Walid Smichet

Personal information
- Nicknames: "La Tempete de Sable" "The Sand Storm"
- Nationality: Tunisia Canada
- Born: Walid Smichet 17 August 1979 (age 47) Tunisia
- Weight: middleweight

Boxing career
- Stance: Orthodox

Boxing record
- Total fights: 32
- Wins: 21
- Win by KO: 15
- Losses: 8
- Draws: 3
- No contests: 0

= Walid Smichet =

Tunisian boxer

Walid Smichet (born 17 August 1979 in Tunisia) is a professional boxer based in Montreal, Quebec, Canada, who is known as "Tempete de Sable" ("The Sand Storm") who fights in the middleweight division.

Smichet has been the Canadian middleweight champion and also contended for the IBF International middleweight title.

==Background==
Smichet was born in Tunisia although he fought all of his professional fights in Canada.

==Career==

===Amateur career===
Walid Smichet boxed as an amateur from the age of nine. He was the Tunisian national champion for five years, from 1994 to 1999, and represented Tunisia at the 2001 Francophone Games.

===Professional debut===
Smichet remained in Canada after the Francophone Games and turned professional in July 2002, winning his first fight on points against Martin Desjardins at the Pierre-Charbonneau Centre, Montreal. Smichet lost and drew his next two fights both on points decisions but then won 13 of his subsequent 14 fights with the other fight being a draw. In that run of fights Smichet knocked out 10 of his 14 opponents including a KO victory over Ferenc Lankonde whom he had previously drawn with in his third pro fight.

===Donny McCrary fight===
Following this four-year unbeaten stretch, Walid Smichet then faced Donny McCrary, star of the reality TV boxing show The Contender, at the Montreal Casino, in February 2006.

McCrary landed strong punches throughout, notably in the second round. However, Smichet waved McCrary forward dismissively and then streamed forward, and towards the later rounds outworked McCrary.

The fight was over after eight rounds and was scored a draw with one judge each giving the decision to either fighter and the other judging it a draw.

===Canadian middleweight title===
Smichet's most high-profile fight came when he fought for his first title belt against Matt O'Brien. They faced each other for the Canadian middleweight interim title in March 2007 again at the Montreal Casino.

O'Brien, who was undefeated in his professional career with a record of 17 straight wins, fought well and was ahead on the judges scorecards when with less than half a minute remaining in the bout he was caught with a right-hand from Smichet and knocked clean out.

Smichet was then handed the full title after Byron Mackie failed to defend his belt against him.

===Demers and the IBF International middleweight title===
Smichet then faced Sebastien Demers for his newly won Canadian title and the IBF International Middleweight title. Demers had just been beaten for the first time in his career after facing Arthur Abraham for the IBF middleweight title in Germany.

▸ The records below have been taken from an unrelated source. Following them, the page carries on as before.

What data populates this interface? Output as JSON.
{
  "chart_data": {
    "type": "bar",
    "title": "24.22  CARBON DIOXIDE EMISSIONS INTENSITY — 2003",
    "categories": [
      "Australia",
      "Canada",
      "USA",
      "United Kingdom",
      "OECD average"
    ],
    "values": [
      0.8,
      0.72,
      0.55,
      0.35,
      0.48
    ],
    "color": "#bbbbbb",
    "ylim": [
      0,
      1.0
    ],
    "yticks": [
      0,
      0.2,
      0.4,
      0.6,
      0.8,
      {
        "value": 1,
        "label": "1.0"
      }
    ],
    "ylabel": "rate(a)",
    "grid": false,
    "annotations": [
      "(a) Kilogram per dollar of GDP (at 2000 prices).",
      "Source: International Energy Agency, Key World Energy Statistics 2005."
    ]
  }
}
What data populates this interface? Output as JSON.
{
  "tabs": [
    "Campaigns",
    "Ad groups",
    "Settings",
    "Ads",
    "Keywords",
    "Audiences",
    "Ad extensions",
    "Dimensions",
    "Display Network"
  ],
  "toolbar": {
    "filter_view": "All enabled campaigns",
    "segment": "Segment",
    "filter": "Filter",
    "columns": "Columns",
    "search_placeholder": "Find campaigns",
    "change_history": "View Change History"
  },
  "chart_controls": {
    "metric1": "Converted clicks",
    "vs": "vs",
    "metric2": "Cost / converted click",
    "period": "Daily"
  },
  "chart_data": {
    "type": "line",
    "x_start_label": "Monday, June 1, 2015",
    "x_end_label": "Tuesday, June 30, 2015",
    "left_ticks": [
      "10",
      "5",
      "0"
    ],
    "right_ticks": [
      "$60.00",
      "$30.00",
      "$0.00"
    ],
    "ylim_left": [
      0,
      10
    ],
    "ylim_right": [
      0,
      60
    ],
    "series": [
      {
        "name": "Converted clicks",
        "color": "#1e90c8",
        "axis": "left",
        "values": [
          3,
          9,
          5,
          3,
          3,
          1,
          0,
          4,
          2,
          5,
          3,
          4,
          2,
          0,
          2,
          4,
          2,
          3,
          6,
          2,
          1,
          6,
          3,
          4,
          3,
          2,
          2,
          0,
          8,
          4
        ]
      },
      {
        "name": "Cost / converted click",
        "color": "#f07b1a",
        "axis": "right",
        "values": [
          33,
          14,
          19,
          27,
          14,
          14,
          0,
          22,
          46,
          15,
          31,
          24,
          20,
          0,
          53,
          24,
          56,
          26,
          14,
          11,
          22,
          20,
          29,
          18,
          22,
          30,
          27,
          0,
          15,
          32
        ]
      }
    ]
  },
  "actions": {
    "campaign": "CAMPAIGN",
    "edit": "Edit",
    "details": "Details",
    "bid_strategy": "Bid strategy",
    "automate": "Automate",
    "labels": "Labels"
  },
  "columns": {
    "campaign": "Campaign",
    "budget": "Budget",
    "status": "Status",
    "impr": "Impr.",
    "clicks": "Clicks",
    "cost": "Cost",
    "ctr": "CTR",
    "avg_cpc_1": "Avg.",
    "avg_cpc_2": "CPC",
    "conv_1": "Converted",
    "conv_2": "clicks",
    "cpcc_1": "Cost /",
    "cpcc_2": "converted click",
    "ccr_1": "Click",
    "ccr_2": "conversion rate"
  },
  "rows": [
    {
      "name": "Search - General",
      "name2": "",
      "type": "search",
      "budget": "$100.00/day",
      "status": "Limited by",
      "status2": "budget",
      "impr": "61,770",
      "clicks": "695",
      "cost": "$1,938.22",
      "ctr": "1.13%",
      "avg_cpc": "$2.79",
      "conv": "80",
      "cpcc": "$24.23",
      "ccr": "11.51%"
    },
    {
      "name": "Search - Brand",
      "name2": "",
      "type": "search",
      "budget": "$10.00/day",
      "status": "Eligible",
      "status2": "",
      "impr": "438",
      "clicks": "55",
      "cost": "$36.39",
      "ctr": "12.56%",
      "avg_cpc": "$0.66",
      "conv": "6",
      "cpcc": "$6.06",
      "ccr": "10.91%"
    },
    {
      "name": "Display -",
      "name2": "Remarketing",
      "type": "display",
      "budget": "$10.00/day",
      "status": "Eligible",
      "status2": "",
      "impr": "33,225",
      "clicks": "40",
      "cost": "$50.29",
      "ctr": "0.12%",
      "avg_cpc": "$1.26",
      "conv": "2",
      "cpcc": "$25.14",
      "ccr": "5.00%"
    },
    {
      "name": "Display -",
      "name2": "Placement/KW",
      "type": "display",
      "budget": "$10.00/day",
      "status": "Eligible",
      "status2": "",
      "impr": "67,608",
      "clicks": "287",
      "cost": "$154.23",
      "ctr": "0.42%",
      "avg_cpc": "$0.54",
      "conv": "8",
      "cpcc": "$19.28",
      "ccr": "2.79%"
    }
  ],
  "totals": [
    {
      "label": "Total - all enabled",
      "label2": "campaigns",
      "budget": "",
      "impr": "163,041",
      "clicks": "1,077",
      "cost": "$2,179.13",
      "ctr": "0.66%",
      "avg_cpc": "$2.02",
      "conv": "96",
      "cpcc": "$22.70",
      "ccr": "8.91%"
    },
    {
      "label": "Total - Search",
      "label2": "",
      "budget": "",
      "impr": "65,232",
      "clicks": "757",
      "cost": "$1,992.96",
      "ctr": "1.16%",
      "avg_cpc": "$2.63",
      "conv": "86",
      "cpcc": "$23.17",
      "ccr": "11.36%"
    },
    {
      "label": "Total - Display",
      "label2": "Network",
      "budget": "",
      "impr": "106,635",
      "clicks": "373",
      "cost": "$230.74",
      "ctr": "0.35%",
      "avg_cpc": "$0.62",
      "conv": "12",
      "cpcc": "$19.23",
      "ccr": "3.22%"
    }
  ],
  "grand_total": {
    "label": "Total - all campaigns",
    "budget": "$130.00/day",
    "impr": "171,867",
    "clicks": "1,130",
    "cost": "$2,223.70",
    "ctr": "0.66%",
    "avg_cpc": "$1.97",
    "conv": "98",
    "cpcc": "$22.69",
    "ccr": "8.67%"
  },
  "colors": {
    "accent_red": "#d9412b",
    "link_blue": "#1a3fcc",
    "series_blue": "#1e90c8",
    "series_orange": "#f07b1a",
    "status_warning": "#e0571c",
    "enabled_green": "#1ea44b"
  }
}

Prefight Smichet had predicted that he would knockout Demers within eight rounds. Smichet was initially the aggressor and pushed forward relentlessly to take Demers out of his rhythm, however he lost momentum towards the end of the fight and Demers' superior technique pulled him through. Demers won a clear points verdict, however, the decision was met with a chorus of boos with commentators stating that the fight was much closer than the scorecards suggested with Demers just nicking many of the rounds. Demers stated, "I thought I won the rounds, but closely!".

===John Duddy fight===
On Feb 23, 2008, Smichet waged war against Irish boxer John Duddy. The fight he is best remembered for and was a candidate for 2008 Fight of The Year. on the undercard of the Wladimir Klitschko world heavyweight title unification fight versus WBO belt holder Sultan Ibragimov at the Madison Square Garden in New York City. The fight stole the show away from the main event, Smichet won many of the early rounds as the two stood toe to toe and opened a massive gash over Duddy's left eye. Beginning in round 5, Smichet tired noticeably and was ultimately outboxed by Duddy. He lost by majority decision, the scores were 95-95, 92-98, 92-98.